How Open Compute Powers the Azure Cloud
At the Open Compute Sumit, Vaid noted that the servers now being deployed in the Azure cloud are based on Open Compute Server (OCS) designs, which Microsoft contributed when it joined the Open Compute Project in 2014.
“This is what’s powering Microsoft’s cloud,” said Vaid. “Over 90 percent of what we deploy today is based on this OCS design. We see this as a very key part of a broad ecosystem that takes the experience of a major cloud provider and applies it to the enterprise.”
Indeed, when Microsoft looks at Open Compute, it sees the enterprise. The key benefit, Vaid said, is that opening its designs makes it easier for customers using Azure for their public cloud presence to use identical infrastructure in their corporate data centers, making it easier to create hybrid infrastructures that can seamlessly move data and apps between private clouds and the public Azure platform.
“We get to tap into a larger supply ecosystem,” said Vaid. “Our enterprise customers tell us ‘we want to use what you’re using,'” he said. “We take our customers to Quincy (Washington) and tour them through our data center. They say ‘this is fantastic. I just want to buy what you’re buying.’ ”
They can now introduce those customers to vendors who support Microsoft’s Open Compute Server. “Organizations of all sizes can take advantage of our innovations in order to improve the performance, efficiency, power consumption and costs of their data centers,” said Russinovich.

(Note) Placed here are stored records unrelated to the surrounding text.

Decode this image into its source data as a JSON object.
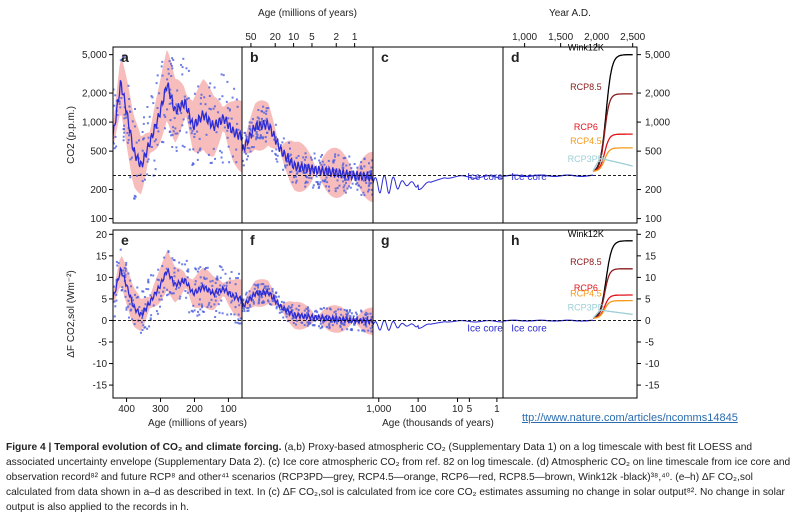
{
  "chart_data": {
    "type": "line",
    "top_axes": {
      "age_my": {
        "label": "Age (millions of years)",
        "ticks": [
          "50",
          "20",
          "10",
          "5",
          "2",
          "1"
        ]
      },
      "year_ad": {
        "label": "Year A.D.",
        "ticks": [
          "1,000",
          "1,500",
          "2,000",
          "2,500"
        ]
      }
    },
    "bottom_axes": {
      "age_my": {
        "label": "Age (millions of years)",
        "ticks": [
          "400",
          "300",
          "200",
          "100"
        ]
      },
      "age_ky": {
        "label": "Age (thousands of years)",
        "ticks": [
          "1,000",
          "100",
          "10",
          "5",
          "1"
        ]
      }
    },
    "top_row": {
      "ylabel": "CO2 (p.p.m.)",
      "scale": "log",
      "ylim": [
        90,
        6000
      ],
      "left_ticks": [
        "5,000",
        "2,000",
        "1,000",
        "500",
        "200",
        "100"
      ],
      "right_ticks": [
        "5,000",
        "2,000",
        "1,000",
        "500",
        "200",
        "100"
      ],
      "reference": 280,
      "panels": [
        "a",
        "b",
        "c",
        "d"
      ]
    },
    "bottom_row": {
      "ylabel": "ΔF CO2,sol (Wm⁻²)",
      "ylim": [
        -18,
        21
      ],
      "left_ticks": [
        "20",
        "15",
        "10",
        "5",
        "0",
        "-5",
        "-10",
        "-15"
      ],
      "right_ticks": [
        "20",
        "15",
        "10",
        "5",
        "0",
        "-5",
        "-10",
        "-15"
      ],
      "reference": 0,
      "panels": [
        "e",
        "f",
        "g",
        "h"
      ]
    },
    "annotations": {
      "ice_core_c": "Ice core",
      "ice_core_d": "Ice core",
      "ice_core_g": "Ice core",
      "ice_core_h": "Ice core"
    },
    "scenarios": [
      {
        "name": "Wink12K",
        "color": "#000000",
        "co2_2500": 5000,
        "forcing_2500": 18.5
      },
      {
        "name": "RCP8.5",
        "color": "#8b1a1a",
        "co2_2500": 1960,
        "forcing_2500": 12.0
      },
      {
        "name": "RCP6",
        "color": "#e3121b",
        "co2_2500": 750,
        "forcing_2500": 5.9
      },
      {
        "name": "RCP4.5",
        "color": "#f59a1b",
        "co2_2500": 540,
        "forcing_2500": 4.6
      },
      {
        "name": "RCP3PD",
        "color": "#9dcfd6",
        "co2_2500": 350,
        "forcing_2500": 1.4
      }
    ],
    "series_colors": {
      "loess": "#2b2bd6",
      "envelope": "#f4a6a6",
      "proxy_points": "#4a5ee0"
    }
  },
  "url": "ttp://www.nature.com/articles/ncomms14845",
  "caption": {
    "title": "Figure 4 | Temporal evolution of CO₂ and climate forcing.",
    "text": "(a,b) Proxy-based atmospheric CO₂ (Supplementary Data 1) on a log timescale with best fit LOESS and associated uncertainty envelope (Supplementary Data 2). (c) Ice core atmospheric CO₂ from ref. 82 on log timescale. (d) Atmospheric CO₂ on line timescale from ice core and observation record⁸² and future RCP⁸ and other⁴¹ scenarios (RCP3PD—grey, RCP4.5—orange, RCP6—red, RCP8.5—brown, Wink12k -black)³⁸,⁴⁰. (e–h) ΔF CO₂,sol calculated from data shown in a–d as described in text. In (c) ΔF CO₂,sol is calculated from ice core CO₂ estimates assuming no change in solar output⁸². No change in solar output is also applied to the records in h."
  }
}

Good News for Data Center Builders
The robust leasing activity by Microsoft demonstrates how the growth of cloud computing is providing a huge boost for data center developers. It’s long been expected that cloud business models would eventually impact the market for on-premises data center space, especially smaller server closets. But cloud growth is now driving phenomenal demand for additional “plug-n-play” data center capacity, a trend that could continue for some time to come.
“Large blocks of built-out space will be key as cloud providers attempt to gain market share by taking down existing MTDC (multi-tenant data center space),” Kerrigan wrote in his latest market report.
The focal point for that demand is northern Virginia, which has seen vigorous demand for space. “The relatively low costs for space and power, coupled with the unique density of carriers, content providers, and cloud firms, have driven demand for data centers in the area and will continue to do so,” said Kerrigan, who noted that the state of Virginia recently extended data center incentives that will provide significant tax breaks on servers and software through 2035.